The United Kingdom was plagued with a dark history of football-related violence as well. And the league there responded with new, advanced security measures to try to head off the worst of it. An integrated ticketing system can flag potential issues before the tickets are even purchased, using an algorithm that can notice when, say, a Leeds United fan tries to buy a regular admittance seat in London. Supporters are required to buy tickets with their government ID, which is linked to a system that tracks and flags potential issues.
Wisnu Prasetya Utomo, a football fan and media observer at Remotivi, found out about the system first-hand when he was barred from watching a Leeds United vs. Millwall match while attending school in the UK. That match was designated as having a high-risk of violence, and Wisnu, who had seen a previous Leeds match, was prevented from entering the stadium.
“I’ve tried to explain that ‘I’m not a Leeds supporter. I’m just an international student who wants to watch a football match’, but they still didn’t allow me to watch," he told VICE. "I understand that, in some cases, it’s like an early warning system that identifies away team’s supporters."
Fans of the away team are contained in a smaller, more secure part of the stadium, one with its own entrance and exit. They also have to come as a group, not individuals, so the management can determine where they sit and how many seats to put aside.
But just because there's a way to mitigate the violence aboard doesn't mean it can work in Indonesia too. A similar system here would require the involvement of the central government, which, so far, isn't involved in the ticketing process of football games.
“In England, whenever you want to buy a ticket online, you’ll need to fill in your ID-card number, address, et-cetera, so that everything is traceable," Wisnu recalled. "And you can trace back the seat number to the buyer. We’re still not able to do that here because there are a lot of scalpers."

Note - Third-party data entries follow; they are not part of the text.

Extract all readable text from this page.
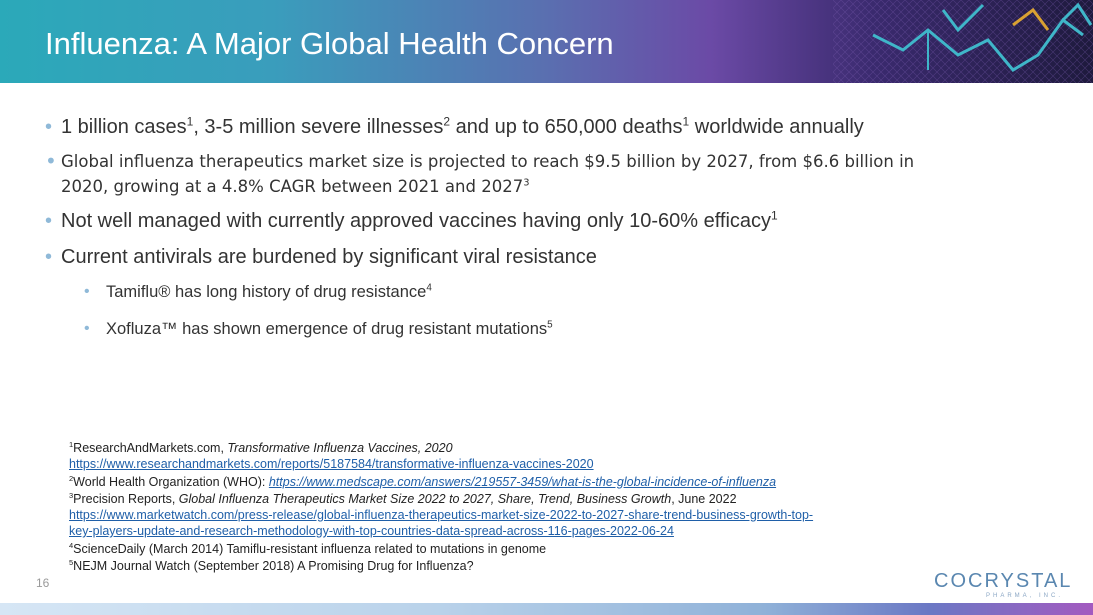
Influenza: A Major Global Health Concern
• 1 billion cases$^1$, 3-5 million severe illnesses$^2$ and up to 650,000 deaths$^1$ worldwide annually
• Global influenza therapeutics market size is projected to reach $9.5 billion by 2027, from $6.6 billion in
2020, growing at a 4.8% CAGR between 2021 and 2027$^3$
• Not well managed with currently approved vaccines having only 10-60% efficacy$^1$
• Current antivirals are burdened by significant viral resistance
• Tamiflu® has long history of drug resistance$^4$
• Xofluza™ has shown emergence of drug resistant mutations$^5$
$^1$ResearchAndMarkets.com, Transformative Influenza Vaccines, 2020
https://www.researchandmarkets.com/reports/5187584/transformative-influenza-vaccines-2020
$^2$World Health Organization (WHO): https://www.medscape.com/answers/219557-3459/what-is-the-global-incidence-of-influenza
$^3$Precision Reports, Global Influenza Therapeutics Market Size 2022 to 2027, Share, Trend, Business Growth, June 2022
https://www.marketwatch.com/press-release/global-influenza-therapeutics-market-size-2022-to-2027-share-trend-business-growth-top-
key-players-update-and-research-methodology-with-top-countries-data-spread-across-116-pages-2022-06-24
$^4$ScienceDaily (March 2014) Tamiflu-resistant influenza related to mutations in genome
$^5$NEJM Journal Watch (September 2018) A Promising Drug for Influenza?
16	COCRYSTAL
PHARMA, INC.
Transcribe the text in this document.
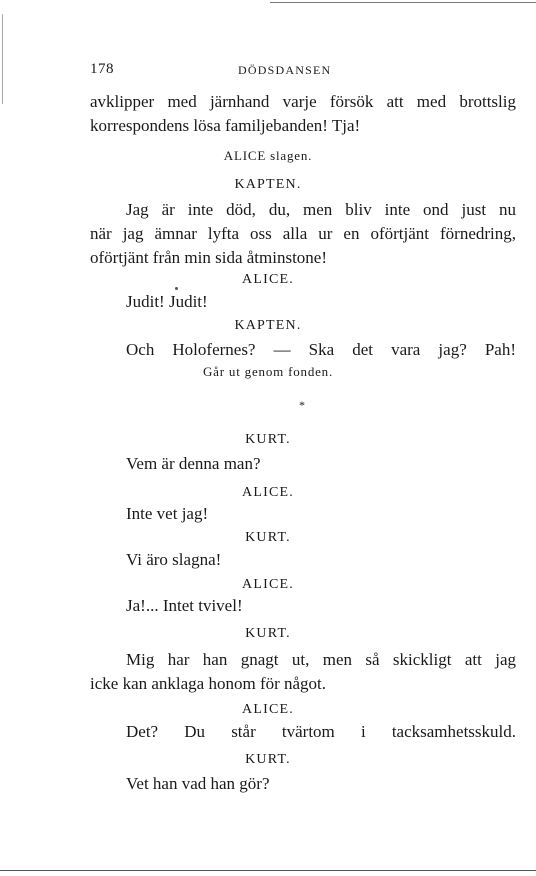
178	DÖDSDANSEN
avklipper med järnhand varje försök att med brottslig
korrespondens lösa familjebanden! Tja!
ALICE slagen.
KAPTEN.
Jag är inte död, du, men bliv inte ond just nu
när jag ämnar lyfta oss alla ur en oförtjänt förnedring,
oförtjänt från min sida åtminstone!
ALICE.
Judit! Judit!
KAPTEN.
Och Holofernes? — Ska det vara jag? Pah!
Går ut genom fonden.
*
KURT.
Vem är denna man?
ALICE.
Inte vet jag!
KURT.
Vi äro slagna!
ALICE.
Ja!... Intet tvivel!
KURT.
Mig har han gnagt ut, men så skickligt att jag
icke kan anklaga honom för något.
ALICE.
Det? Du står tvärtom i tacksamhetsskuld.
KURT.
Vet han vad han gör?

Then there's the fact that a lot of fans in Indonesia are watching the matches without any tickets at all. The night of Haringga's death, there were nearly 50,000 people in attendance, according to Persib officials. But the stadium only holds 38,000 and there were only 36,500 tickets sold. That's 13,500 fans totally unaccounted for who, even with a new advanced system, would've remained unknown to security.
“We can’t compare what we have to how it is in England and Europe," Irfan, of Persib, told VICE. "There, people won’t go to the stadium if they don’t have the tickets. But here in Indonesia, if their favorite team is playing, they will come to the stadium regardless, hoping they will find a way in somehow.”
Still, both Persib and Persija said they were working on a system to better track who was buying which tickets to which matches.
“Persib is trying to implement online ticketing," Irfan told VICE. "They’ve stated the terms and condition to buy tickets, and how to become an official member of Persib. The problem is, when somebody buys tickets for other people, [Persib] can’t control it."
And Persija is still trying to sort out its own database of diehard fans first.
“Maybe it’s still a long way to go until we can trace a ticket to an individual, but with the existing Jakmania system, it’s easier for us to identify what the coordinators do," Budi Saputra, the head of Persija's ticketing division, told VICE. "So we will prioritize our tickets for those who are official members of Jakmania."
Without massive structural changes, it's only a matter of time before the next instance of violence rears its head. But, for Wisnu, it's all about taking that first step.
"It’s the changes in the league infrastructure and football federation that got English league to where it is now,' he said. "It seems that Indonesia today is more like English leagues in the 70s. There’s a long way to go."